The application of Onchidium cinereum Quoy & Gaimard, 1832 (with a type locality in Tonga) has remained confusing. The original description is short and uninformative. The type material was not located. At this stage, it cannot be determined whether Onchidium cinereum applies to a species of Peronia , Wallaconchis , or another genus. Therefore, Onchidium cinereum is regarded here as a nomen dubium. Semper re-described O. cinereum based on Tonga specimens from the collections of the Museum Godeffroy (not part of the type series), and these specimens are part of a Wallaconchis species (based on the anatomical characters mentioned). The specimens that Semper examined indicate that a Wallaconchis species lives in Tonga, which could be W. comendadori , W. melanesiensis , or even a distinct species, but this could not be tested here because we did not have access to Tonga material. Finally, note that Hoffmann (1928) and Labbé (1934) commented on O. cinereum based on Semper’s re-description, not based on the original descriptiotion or new material.

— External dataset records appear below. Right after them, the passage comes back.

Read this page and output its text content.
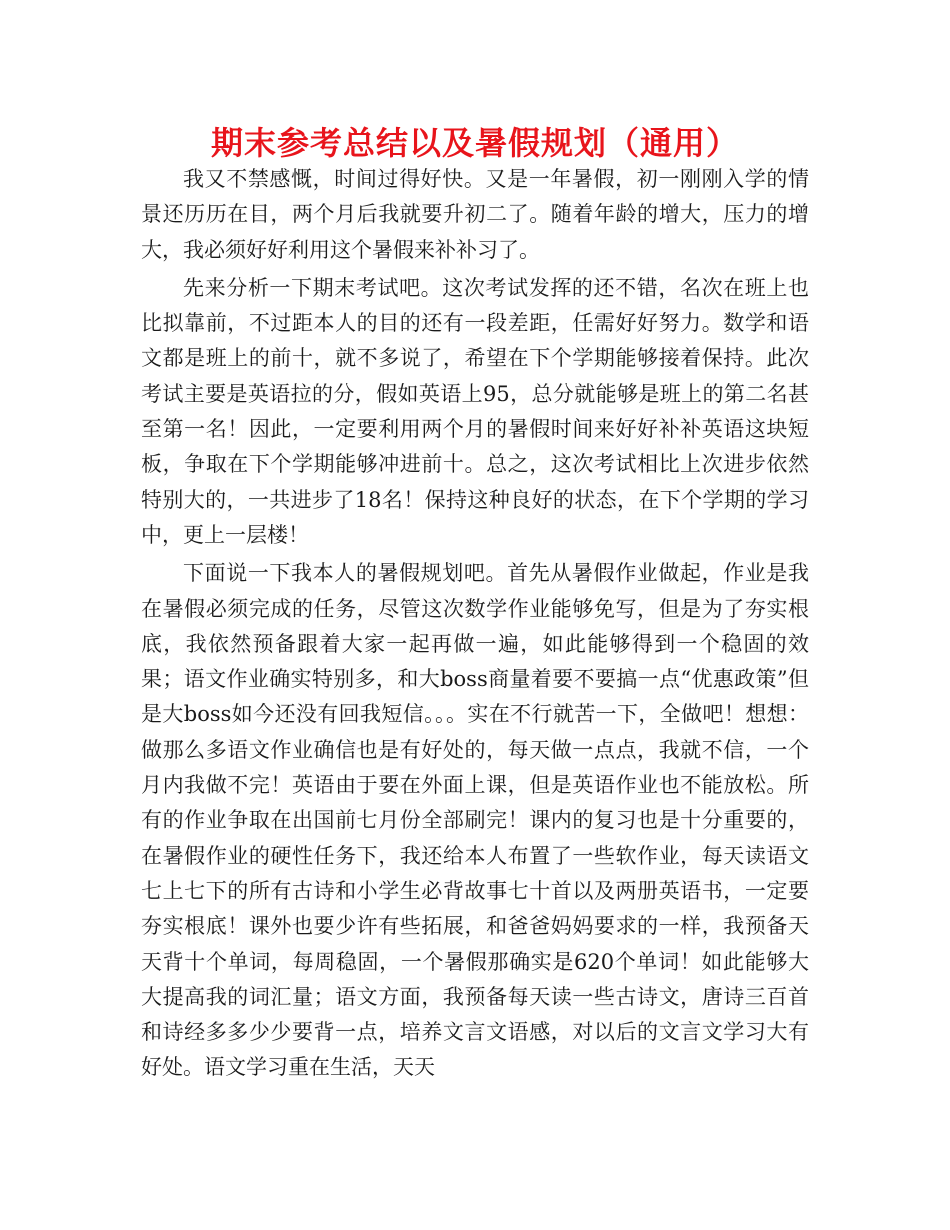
期末参考总结以及暑假规划（通用）

我又不禁感慨，时间过得好快。又是一年暑假，初一刚刚入学的情景还历历在目，两个月后我就要升初二了。随着年龄的增大，压力的增大，我必须好好利用这个暑假来补补习了。

先来分析一下期末考试吧。这次考试发挥的还不错，名次在班上也比拟靠前，不过距本人的目的还有一段差距，任需好好努力。数学和语文都是班上的前十，就不多说了，希望在下个学期能够接着保持。此次考试主要是英语拉的分，假如英语上95，总分就能够是班上的第二名甚至第一名！因此，一定要利用两个月的暑假时间来好好补补英语这块短板，争取在下个学期能够冲进前十。总之，这次考试相比上次进步依然特别大的，一共进步了18名！保持这种良好的状态，在下个学期的学习中，更上一层楼！

下面说一下我本人的暑假规划吧。首先从暑假作业做起，作业是我在暑假必须完成的任务，尽管这次数学作业能够免写，但是为了夯实根底，我依然预备跟着大家一起再做一遍，如此能够得到一个稳固的效果；语文作业确实特别多，和大boss商量着要不要搞一点“优惠政策”但是大boss如今还没有回我短信。。。实在不行就苦一下，全做吧！想想：做那么多语文作业确信也是有好处的，每天做一点点，我就不信，一个月内我做不完！英语由于要在外面上课，但是英语作业也不能放松。所有的作业争取在出国前七月份全部刷完！课内的复习也是十分重要的，在暑假作业的硬性任务下，我还给本人布置了一些软作业，每天读语文七上七下的所有古诗和小学生必背故事七十首以及两册英语书，一定要夯实根底！课外也要少许有些拓展，和爸爸妈妈要求的一样，我预备天天背十个单词，每周稳固，一个暑假那确实是620个单词！如此能够大大提高我的词汇量；语文方面，我预备每天读一些古诗文，唐诗三百首和诗经多多少少要背一点，培养文言文语感，对以后的文言文学习大有好处。语文学习重在生活，天天
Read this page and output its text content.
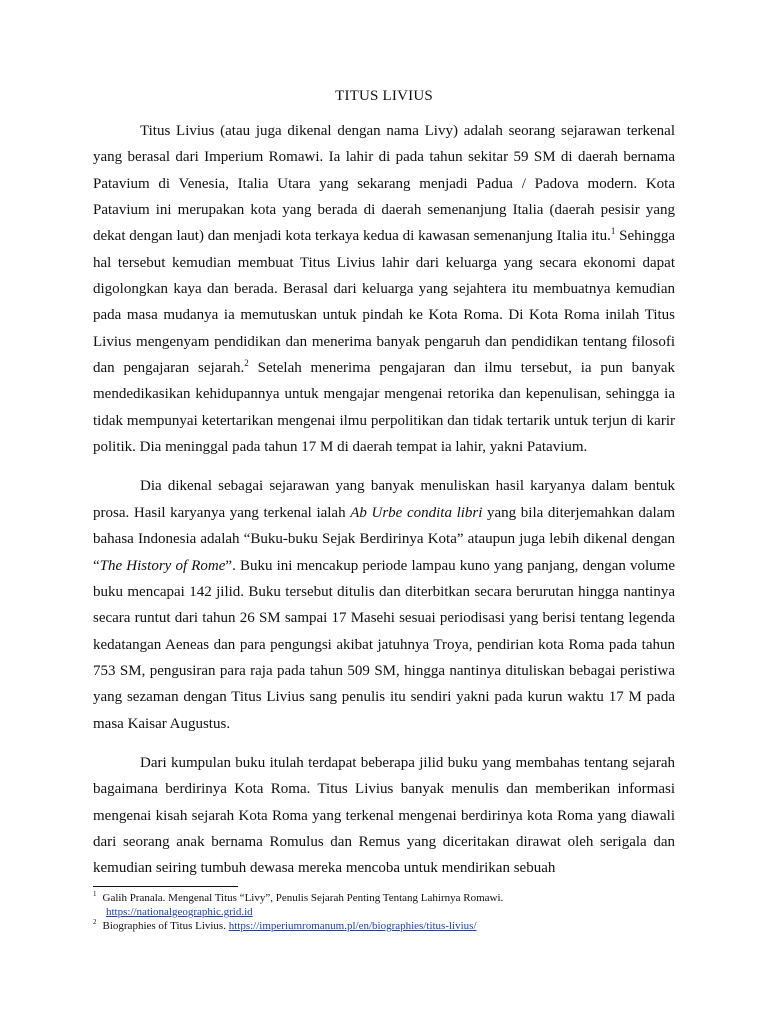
TITUS LIVIUS

Titus Livius (atau juga dikenal dengan nama Livy) adalah seorang sejarawan terkenal yang berasal dari Imperium Romawi. Ia lahir di pada tahun sekitar 59 SM di daerah bernama Patavium di Venesia, Italia Utara yang sekarang menjadi Padua / Padova modern. Kota Patavium ini merupakan kota yang berada di daerah semenanjung Italia (daerah pesisir yang dekat dengan laut) dan menjadi kota terkaya kedua di kawasan semenanjung Italia itu.$^1$ Sehingga hal tersebut kemudian membuat Titus Livius lahir dari keluarga yang secara ekonomi dapat digolongkan kaya dan berada. Berasal dari keluarga yang sejahtera itu membuatnya kemudian pada masa mudanya ia memutuskan untuk pindah ke Kota Roma. Di Kota Roma inilah Titus Livius mengenyam pendidikan dan menerima banyak pengaruh dan pendidikan tentang filosofi dan pengajaran sejarah.$^2$ Setelah menerima pengajaran dan ilmu tersebut, ia pun banyak mendedikasikan kehidupannya untuk mengajar mengenai retorika dan kepenulisan, sehingga ia tidak mempunyai ketertarikan mengenai ilmu perpolitikan dan tidak tertarik untuk terjun di karir politik. Dia meninggal pada tahun 17 M di daerah tempat ia lahir, yakni Patavium.

Dia dikenal sebagai sejarawan yang banyak menuliskan hasil karyanya dalam bentuk prosa. Hasil karyanya yang terkenal ialah Ab Urbe condita libri yang bila diterjemahkan dalam bahasa Indonesia adalah “Buku-buku Sejak Berdirinya Kota” ataupun juga lebih dikenal dengan “The History of Rome”. Buku ini mencakup periode lampau kuno yang panjang, dengan volume buku mencapai 142 jilid. Buku tersebut ditulis dan diterbitkan secara berurutan hingga nantinya secara runtut dari tahun 26 SM sampai 17 Masehi sesuai periodisasi yang berisi tentang legenda kedatangan Aeneas dan para pengungsi akibat jatuhnya Troya, pendirian kota Roma pada tahun 753 SM, pengusiran para raja pada tahun 509 SM, hingga nantinya dituliskan bebagai peristiwa yang sezaman dengan Titus Livius sang penulis itu sendiri yakni pada kurun waktu 17 M pada masa Kaisar Augustus.

Dari kumpulan buku itulah terdapat beberapa jilid buku yang membahas tentang sejarah bagaimana berdirinya Kota Roma. Titus Livius banyak menulis dan memberikan informasi mengenai kisah sejarah Kota Roma yang terkenal mengenai berdirinya kota Roma yang diawali dari seorang anak bernama Romulus dan Remus yang diceritakan dirawat oleh serigala dan kemudian seiring tumbuh dewasa mereka mencoba untuk mendirikan sebuah

$^1$ Galih Pranala. Mengenal Titus “Livy”, Penulis Sejarah Penting Tentang Lahirnya Romawi.
https://nationalgeographic.grid.id

$^2$ Biographies of Titus Livius. https://imperiumromanum.pl/en/biographies/titus-livius/
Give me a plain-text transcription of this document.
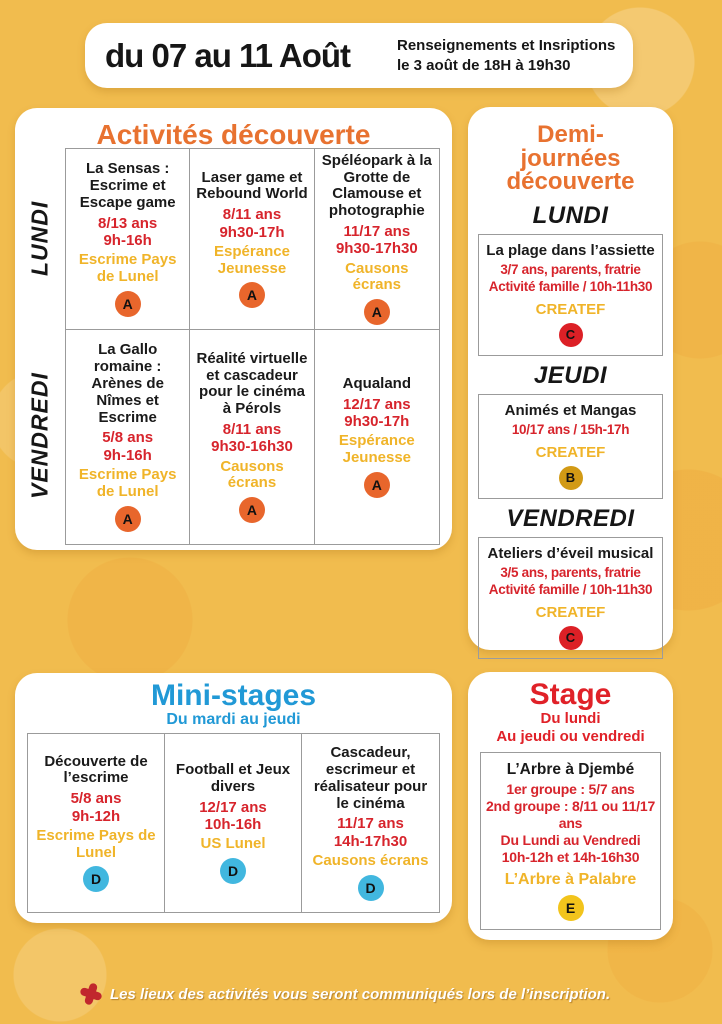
du 07 au 11 Août	Renseignements et Insriptions
le 3 août de 18H à 19h30
Activités découverte
LUNDI
VENDREDI
La Sensas : Escrime et Escape game
8/13 ans
9h-16h
Escrime Pays de Lunel
A
Laser game et Rebound World
8/11 ans
9h30-17h
Espérance Jeunesse
A
Spéléopark à la Grotte de Clamouse et photographie
11/17 ans
9h30-17h30
Causons écrans
A
La Gallo romaine : Arènes de Nîmes et Escrime
5/8 ans
9h-16h
Escrime Pays de Lunel
A
Réalité virtuelle et cascadeur pour le cinéma à Pérols
8/11 ans
9h30-16h30
Causons écrans
A
Aqualand
12/17 ans
9h30-17h
Espérance Jeunesse
A
Demi-
journées
découverte
LUNDI
La plage dans l’assiette
3/7 ans, parents, fratrie
Activité famille / 10h-11h30
CREATEF
C
JEUDI
Animés et Mangas
10/17 ans / 15h-17h
CREATEF
B
VENDREDI
Ateliers d’éveil musical
3/5 ans, parents, fratrie
Activité famille / 10h-11h30
CREATEF
C
Mini-stages
Du mardi au jeudi
Découverte de l’escrime
5/8 ans
9h-12h
Escrime Pays de Lunel
D
Football et Jeux divers
12/17 ans
10h-16h
US Lunel
D
Cascadeur, escrimeur et réalisateur pour le cinéma
11/17 ans
14h-17h30
Causons écrans
D
Stage
Du lundi
Au jeudi ou vendredi
L’Arbre à Djembé
1er groupe : 5/7 ans
2nd groupe : 8/11 ou 11/17 ans
Du Lundi au Vendredi
10h-12h et 14h-16h30
L’Arbre à Palabre
E
Les lieux des activités vous seront communiqués lors de l’inscription.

Intra-specific genetic divergence is higher in W. melanesiensis than in other Wallaconchis species. Specimens from Vanuatu are 3.8% to 5.6% genetically divergent from the other specimens (from Indonesia and Papua New Guinea). High genetic divergences are even observed between specimens from the same locality (e.g., 3.4% within Vanuatu and Halmahera, and 4.4% within Kavieng, Papua New Guinea). The genetic divergence between the individuals from Vanuatu and those from Papua New Guinea and Indonesia could simply be an artifact of the geographic isolation of Vanuatu. Also, intra-specific divergences up to 5.5% were observed within other onchidiid species ( Dayrat et al. 2016). The presence of a distinct species in Vanuatu cannot be excluded but would result in splitting W. melanesiensis into three or more species, as the specimens from Papua New Guinea and Indonesia are not reciprocally monophyletic with respect to Vanuatu individuals; therefore, specimens from Vanuatu are not currently considered to be a distinct species.